Nascita e sviluppo dell’amplificazione digitale per chitarra


In questo articolo ci dedichiamo alle tecnologie digitali applicate all’effettistica e all’amplificazione per chitarra elettrica partendo dai primordi dell’informatica, per arrivare alla nascita dei primi prodotti musicali digitali.

Per una panoramica sui primi passi nello sviluppo delle chitarre elettriche dei loro amplificatori nella prima metà del XX secolo, dai un’occhiata a quanto abbiamo già scritto nell’articolo sugli amplificatori a valvole e in quello sugli amplificatori solid state.


Gli amplificatori possono sostanzialmente essere di quattro tipi:

  • a valvole o valvolari (tube o valve amp)
  • a stato solido (solid state)
  • digitali (digital o modeling amp)
  • ibridi (hybrid amp)


In questa prima parte dell’articolo ci occupiamo in modo succinto e comprensibile di:

  • Prodromi dell’era digitale
  • Informatica a relè
  • La via della miniaturizzazione
  • Digitale per i chitarristi
  • Che cos’è un processore digitale?


Nella seconda parte dell’articolo sugli amplificatori digitali parleremo di:

  • Il physical modelling
  • Finali digitali
  • Uso pratico
  • L’evoluzione continua


Prodromi dell’era digitale

Sembrerà curioso, ma, per trovare le prime tracce di un percorso che sembra appartenere solo ai nostri giorni bisogna risalire molto indietro nel tempo. Lasciamo alla pura citazione “informatici” del ‘600 come Blaise Pascal o Gottfried Leibniz, i tentativi ottocenteschi dell’inglese Charles Babbage di realizzare calcolatori meccanici basati sulle schede perforate dei telai tessili Jacquard. Fu invece un grande e alquanto oscuro matematico senza laurea a occuparsi di “tradurre” in algebra i meccanismi logici umani: George Boole.
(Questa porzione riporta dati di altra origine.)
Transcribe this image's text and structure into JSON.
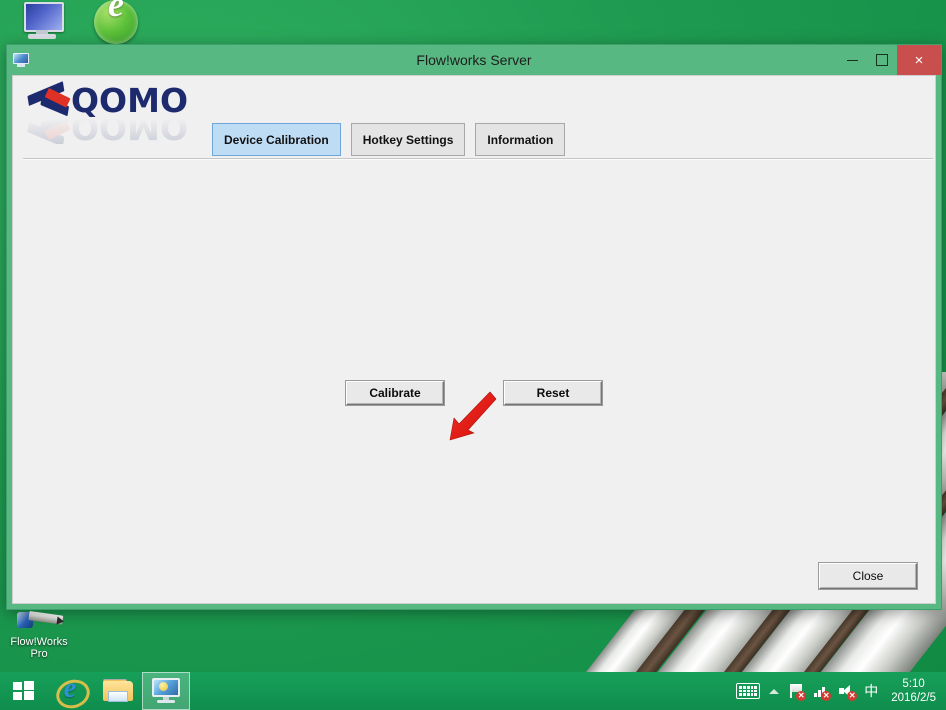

Questi intorno alla metà del XIX secolo sviluppò il sistema matematico detto algebra booleana, in cui, in luogo delle classiche operazioni matematiche (addizione, sottrazione, etc.) si utilizzano operatori come AND, OR e NOT, e come unici due valori Vero e Falso (True/False), rappresentati anche come 1 e 0.
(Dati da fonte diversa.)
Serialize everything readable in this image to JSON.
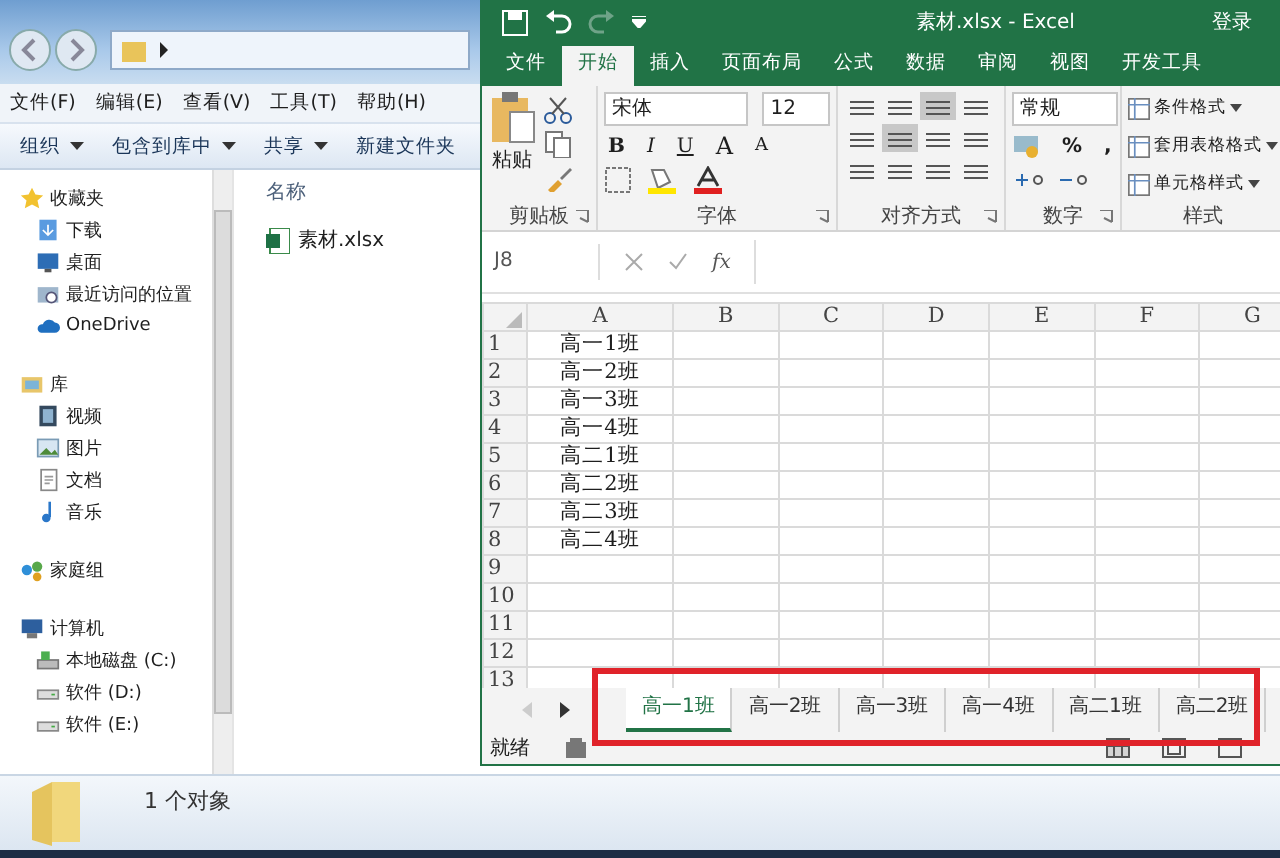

Curiosità: in questo ambito matematico è definito anche l’operatore BUFFER, che lascia passare ciò che riceve invariato. Vi dice qualcosa?


Informatica a relè


A grandi digit, ehm… passi arriviamo agli Anni ’30. Mentre i contemporanei padri dell'informatica, come Alan Turing, erano già al lavoro, nel 1938 un matematico e ingegnere statunitense, Claude Shannon, elaborava gli studi del giapponese Akira Nakajima (in forza alla NEC) e conseguiva un master in ingegneria elettronica al MIT (Massachusets Institute of Technology) con la tesi Un'analisi simbolica dei relè e dei circuiti. Applicando l'algebra booleana ai relè elettromeccanici – per i quali sono possibili i soli due stati Vero/Falso (On/Off) – Shannon diede il via alla progettazione dei circuiti digitali e alla comunicazione digitale dell’informazione. I suoi ingombranti circuiti elettromeccanici utilizzavano i relè come interruttori On/Off (chi ha già letto il nostro articolo sugli amplificatori solid state comincerà a capire…) a seconda delle istruzioni impartite dal programma. Lo studio servì alla Bell Labs, dove lavorò Shannon, per le sue reti telefoniche. Contraendo il termine digit Shannon fu anche il primo a parlare di bit, unità digitale elementare che, in numero di 8, forma un byte.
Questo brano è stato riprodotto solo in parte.